Alors que l'aliénation abstraite des lecteurs de l'époque victorienne par une quelconque menace extérieure donnait sa force évocatrice au Dracula de Stoker, et que la transposition des évènements dans une contrée germanique par Murnau quelques années après la Ière Guerre Mondiale lui donnait une nouvelle grille d'interprétations, ici Coppola préfère une évocation plus romantique et déconnectée de la réalité, un simple amour chimérique, mortel mais poétique entre une aristocrate anglaise et un étranger. Les efforts visuels pour entretenir ce cauchemar fiévreux ambulant mais hypnotique contribuent, avec la prestation de Gary Oldman et les multiples maquillages et changements de formes, à rendre chacune de ses apparitions mémorables et à laisser planer une ombre pesante sur les protagonistes lorsqu'il n'est plus à l'écran.
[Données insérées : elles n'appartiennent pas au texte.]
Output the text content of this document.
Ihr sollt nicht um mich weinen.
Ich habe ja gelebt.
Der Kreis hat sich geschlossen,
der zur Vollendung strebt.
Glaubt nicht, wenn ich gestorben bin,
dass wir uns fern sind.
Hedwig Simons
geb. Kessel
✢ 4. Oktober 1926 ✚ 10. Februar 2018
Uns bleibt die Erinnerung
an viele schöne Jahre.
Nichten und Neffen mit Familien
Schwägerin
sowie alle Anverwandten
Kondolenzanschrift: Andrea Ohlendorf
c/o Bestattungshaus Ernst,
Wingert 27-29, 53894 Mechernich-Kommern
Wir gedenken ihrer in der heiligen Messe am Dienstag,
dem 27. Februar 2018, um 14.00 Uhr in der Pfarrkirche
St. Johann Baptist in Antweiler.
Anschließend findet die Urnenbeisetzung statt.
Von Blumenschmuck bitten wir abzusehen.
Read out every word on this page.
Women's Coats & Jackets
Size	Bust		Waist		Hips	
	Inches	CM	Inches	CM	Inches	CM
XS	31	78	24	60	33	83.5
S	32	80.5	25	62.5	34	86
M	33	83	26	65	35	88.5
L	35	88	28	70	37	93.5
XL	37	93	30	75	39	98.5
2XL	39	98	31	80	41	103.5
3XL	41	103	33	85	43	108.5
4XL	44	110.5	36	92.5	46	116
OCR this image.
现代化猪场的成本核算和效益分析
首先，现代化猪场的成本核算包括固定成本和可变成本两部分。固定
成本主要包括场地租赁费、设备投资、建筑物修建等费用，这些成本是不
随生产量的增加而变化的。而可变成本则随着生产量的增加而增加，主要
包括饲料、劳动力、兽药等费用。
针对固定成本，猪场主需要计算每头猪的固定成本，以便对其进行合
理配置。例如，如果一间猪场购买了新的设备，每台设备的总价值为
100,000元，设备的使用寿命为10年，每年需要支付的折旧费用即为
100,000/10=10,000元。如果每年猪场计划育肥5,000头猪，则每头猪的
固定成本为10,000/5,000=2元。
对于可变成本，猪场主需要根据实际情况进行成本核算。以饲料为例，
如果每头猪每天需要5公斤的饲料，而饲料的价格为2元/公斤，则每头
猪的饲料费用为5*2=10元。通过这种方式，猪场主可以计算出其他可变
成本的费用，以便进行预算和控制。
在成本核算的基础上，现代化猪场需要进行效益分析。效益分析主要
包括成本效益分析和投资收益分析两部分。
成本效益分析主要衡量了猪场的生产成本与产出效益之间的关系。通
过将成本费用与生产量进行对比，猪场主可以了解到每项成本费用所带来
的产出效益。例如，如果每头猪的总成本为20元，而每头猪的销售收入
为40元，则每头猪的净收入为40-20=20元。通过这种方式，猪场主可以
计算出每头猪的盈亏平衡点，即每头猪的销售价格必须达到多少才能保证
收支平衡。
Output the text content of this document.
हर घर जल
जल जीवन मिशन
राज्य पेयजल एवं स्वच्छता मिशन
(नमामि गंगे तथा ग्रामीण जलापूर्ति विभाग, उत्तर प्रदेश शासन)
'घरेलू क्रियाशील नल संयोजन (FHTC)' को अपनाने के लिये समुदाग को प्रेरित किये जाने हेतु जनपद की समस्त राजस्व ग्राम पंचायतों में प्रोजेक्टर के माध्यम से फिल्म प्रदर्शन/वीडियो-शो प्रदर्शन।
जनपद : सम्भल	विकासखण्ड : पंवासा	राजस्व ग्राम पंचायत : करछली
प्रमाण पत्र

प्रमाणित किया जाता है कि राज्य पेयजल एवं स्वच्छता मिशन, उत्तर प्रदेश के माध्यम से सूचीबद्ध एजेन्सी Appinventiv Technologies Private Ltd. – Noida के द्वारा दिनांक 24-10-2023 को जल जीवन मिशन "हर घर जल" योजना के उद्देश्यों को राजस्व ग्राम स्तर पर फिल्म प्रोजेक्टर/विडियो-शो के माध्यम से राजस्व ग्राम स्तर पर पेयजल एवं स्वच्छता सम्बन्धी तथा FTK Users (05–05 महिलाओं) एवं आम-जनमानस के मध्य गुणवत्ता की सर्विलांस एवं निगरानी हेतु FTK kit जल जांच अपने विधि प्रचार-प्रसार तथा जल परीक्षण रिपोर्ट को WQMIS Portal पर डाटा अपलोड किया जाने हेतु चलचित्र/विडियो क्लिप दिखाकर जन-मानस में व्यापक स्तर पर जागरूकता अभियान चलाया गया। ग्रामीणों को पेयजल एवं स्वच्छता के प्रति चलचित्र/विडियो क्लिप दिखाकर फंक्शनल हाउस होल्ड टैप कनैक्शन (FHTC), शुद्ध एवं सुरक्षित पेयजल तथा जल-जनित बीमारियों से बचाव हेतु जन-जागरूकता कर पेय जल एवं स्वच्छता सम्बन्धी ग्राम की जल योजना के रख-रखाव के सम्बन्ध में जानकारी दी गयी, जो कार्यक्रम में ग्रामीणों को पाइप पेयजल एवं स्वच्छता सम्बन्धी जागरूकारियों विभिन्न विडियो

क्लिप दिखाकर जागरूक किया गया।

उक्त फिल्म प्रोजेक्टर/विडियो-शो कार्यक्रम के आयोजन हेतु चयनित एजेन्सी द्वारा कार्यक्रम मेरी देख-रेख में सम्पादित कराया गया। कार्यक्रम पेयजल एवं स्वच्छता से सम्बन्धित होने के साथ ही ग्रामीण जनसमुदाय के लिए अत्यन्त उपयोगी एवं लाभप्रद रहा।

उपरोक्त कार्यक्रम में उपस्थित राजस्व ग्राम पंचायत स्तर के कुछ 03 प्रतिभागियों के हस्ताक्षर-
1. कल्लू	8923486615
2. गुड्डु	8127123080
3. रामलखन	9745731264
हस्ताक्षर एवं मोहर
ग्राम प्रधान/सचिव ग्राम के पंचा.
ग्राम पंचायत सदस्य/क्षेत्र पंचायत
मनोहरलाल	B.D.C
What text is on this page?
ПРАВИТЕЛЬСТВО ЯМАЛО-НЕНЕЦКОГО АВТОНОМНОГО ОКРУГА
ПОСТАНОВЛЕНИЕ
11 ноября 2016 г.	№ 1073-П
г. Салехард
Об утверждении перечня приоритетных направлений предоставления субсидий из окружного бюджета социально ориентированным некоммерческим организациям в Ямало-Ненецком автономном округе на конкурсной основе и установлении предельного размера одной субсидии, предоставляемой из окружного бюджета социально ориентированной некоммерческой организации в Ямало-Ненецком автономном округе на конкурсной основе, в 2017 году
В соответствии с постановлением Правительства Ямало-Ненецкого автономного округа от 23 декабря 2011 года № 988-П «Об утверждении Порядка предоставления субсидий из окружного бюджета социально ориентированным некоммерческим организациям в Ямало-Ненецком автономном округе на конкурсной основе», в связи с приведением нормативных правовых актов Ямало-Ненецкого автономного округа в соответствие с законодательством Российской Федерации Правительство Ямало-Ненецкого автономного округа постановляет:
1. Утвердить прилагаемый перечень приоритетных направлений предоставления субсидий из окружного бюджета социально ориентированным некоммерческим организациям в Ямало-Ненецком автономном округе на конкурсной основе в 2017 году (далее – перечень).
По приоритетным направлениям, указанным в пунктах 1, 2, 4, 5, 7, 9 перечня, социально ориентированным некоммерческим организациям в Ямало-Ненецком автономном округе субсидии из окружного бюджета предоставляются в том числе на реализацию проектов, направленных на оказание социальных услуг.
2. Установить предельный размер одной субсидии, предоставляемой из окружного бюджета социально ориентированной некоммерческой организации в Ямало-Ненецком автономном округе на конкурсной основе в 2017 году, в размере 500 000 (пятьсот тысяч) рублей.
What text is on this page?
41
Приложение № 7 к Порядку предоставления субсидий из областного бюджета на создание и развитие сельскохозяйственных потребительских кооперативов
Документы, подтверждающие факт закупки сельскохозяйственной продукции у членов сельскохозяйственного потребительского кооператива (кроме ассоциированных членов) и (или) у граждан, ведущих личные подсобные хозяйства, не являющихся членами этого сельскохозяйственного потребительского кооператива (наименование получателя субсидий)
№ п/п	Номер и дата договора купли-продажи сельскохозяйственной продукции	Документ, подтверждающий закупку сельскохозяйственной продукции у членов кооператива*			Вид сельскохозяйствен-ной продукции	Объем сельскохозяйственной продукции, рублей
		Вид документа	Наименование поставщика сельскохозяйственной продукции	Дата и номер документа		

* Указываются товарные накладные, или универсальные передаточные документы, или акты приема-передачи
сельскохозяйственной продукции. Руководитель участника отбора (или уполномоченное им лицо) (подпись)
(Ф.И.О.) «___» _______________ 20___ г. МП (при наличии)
Ç'aurait été bien si le reste du casting avait bénéficié d'un tel soin, car malgré la beauté désarmante de Winona Ryder et tout la sympathie que j'ai à l'égard de Keanu Reeves, ni l'une très bancale ni l'autre très mauvais ne sauront obtenir ma clémence avec ce revisionnage, et c'est difficile de ne pas avoir ce sentiment de gâchis quand ils sont si souvent mis aux côtés d'acteurs bien plus compétents qu'eux. Oldman c'est déjà abordé, mais à leurs côtés se tient également un Anthony Hopkins qui m'a davantage amusé que dans mes souvenirs, mais dont la prestation ne me satisfait toujours pas totalement. Le reste fait avec ce qu'il a, parfois même avec une intensité qui ne démérite pas dans ce drama victorien, mais a du mal à réellement jouer un rôle d'importance dans ce triangle amoureux. Tom Waits en Renfield, j'avais totalement oublié. Me suis rappelé pourquoi, mais quel choix de cast intéressant tout de même.
Malgré cela, et en dépit des quelques effets ou décors moins réussis et plus cheap, rien ne pourra me donner envie de considérer le film aussi sommairement que je ne l'avais fait quatre ans plus tôt. D'ailleurs je viens de passer x paragraphes à tenter de prouver le contraire, même si je trouve qu'il a quand même un peu de gras ici et là.
Je sors donc de ce revisionnage bien plus emballé par la version de Coppola, tel un coup de coeur au second rendez-vous.